Large landlords aggressively moved against renters in the pandemic, a report says.

A House subcommittee that investigated eviction practices by large landlords during the pandemic issued a scathing report that said four firms had engaged in “abusive” tactics to attempt to push renters out of their homes despite a federal moratorium.

The report, released Thursday, came after a yearlong investigation and a hearing by the committee that looked into the business practices of so-called corporate landlords that led to eviction filings against tens of thousands of renters during the Covid-19 pandemic.

The committee focused mainly on the activities of four firms, including single-family home rental firm Invitation Homes and the weekly rental firm Siegel Group. Its report said the four accounted for the filing of nearly 15,000 eviction cases from March 2020 to July 2021. It’s unclear how many renters were actually forced out of their homes.

The Eviction Lab at Princeton University said that in the markets it tracks, there were 495,216 eviction actions filed by all landlords during the period the subcommittee examined.

“While the abusive eviction practices documented in this report would be condemnable under any circumstances, they are unconscionable during a once-in-a-century economic and public health crisis,” said Representative James E. Clyburn, a South Carolina Democrat who headed the subcommittee, in a statement.

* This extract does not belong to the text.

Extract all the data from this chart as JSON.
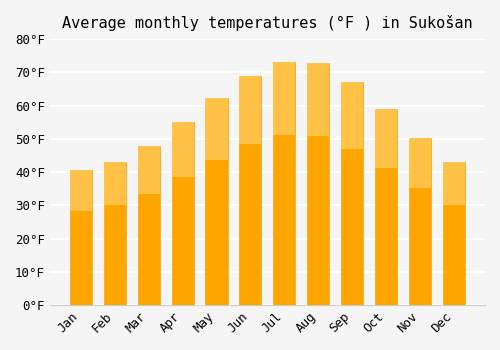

The report found that Invitation Homes had “misleadingly downplayed” the effect of its pandemic eviction practices to Fannie Mae, the government-backed mortgage finance firm that provided $1 billion in financing to Invitation Homes in 2017. Invitation Homes is one of the nation’s largest single-family rental firms, operating more than 83,000 properties.

Siegel Group, which operates under the name Siegel Suites, was singled out as “uniquely egregious.” The report said the firm, which operates about 12,000 apartments in eight states, “engaged in deceptive and potentially unlawful practices to prevent tenants from understanding their protection from eviction” under the moratorium. The committee also found that Siegel used harassment tactics to push tenants out without filing an eviction action.

Mr. Clyburn wrote federal agencies about Invitation Homes and Siegel Group, asking them to review the companies’ actions.

A representative for Invitation Homes said the committee found nothing unlawful about the company’s actions.

“In a time when the focus should be on adding much-needed supply to the country’s housing market, it’s disappointing that the committee chose instead to pursue a faultfinding mission,” said Kristi DesJarlais, a spokeswoman.

A representative for Siegel did not immediately return requests for comment.

The committee also looked into the eviction practices of Pretium Partners, another large single-family rental home operator, and Ventron Management, which operates 8,000 apartments in 26 states. Pretium said in a statement that it complied with the federal moratorium and no resident covered by it “has ever been evicted from our homes for nonpayment of rent.”

Ventron could not immediately be reached for comment.

Eviction moratoriums were widely credited with keeping millions of people from losing their homes during the pandemic. But they often did not prevent landlords for initiating eviction actions during the pandemic, which gave some landlords the ability to quickly move to force out tenants once the federal moratorium ended in fall 2021.

The filings created another problem for renters because they often left a permanent mark on a court docket that could be used against them in the future. Sometimes referred to as the “Scarlet E,” the mere filing of an eviction action against a person can sometimes be used by landlords as a reason for refusing to rent to them, even if the action was dismissed.

Some states have sought to address that problem by sealing eviction actions filed during the pandemic.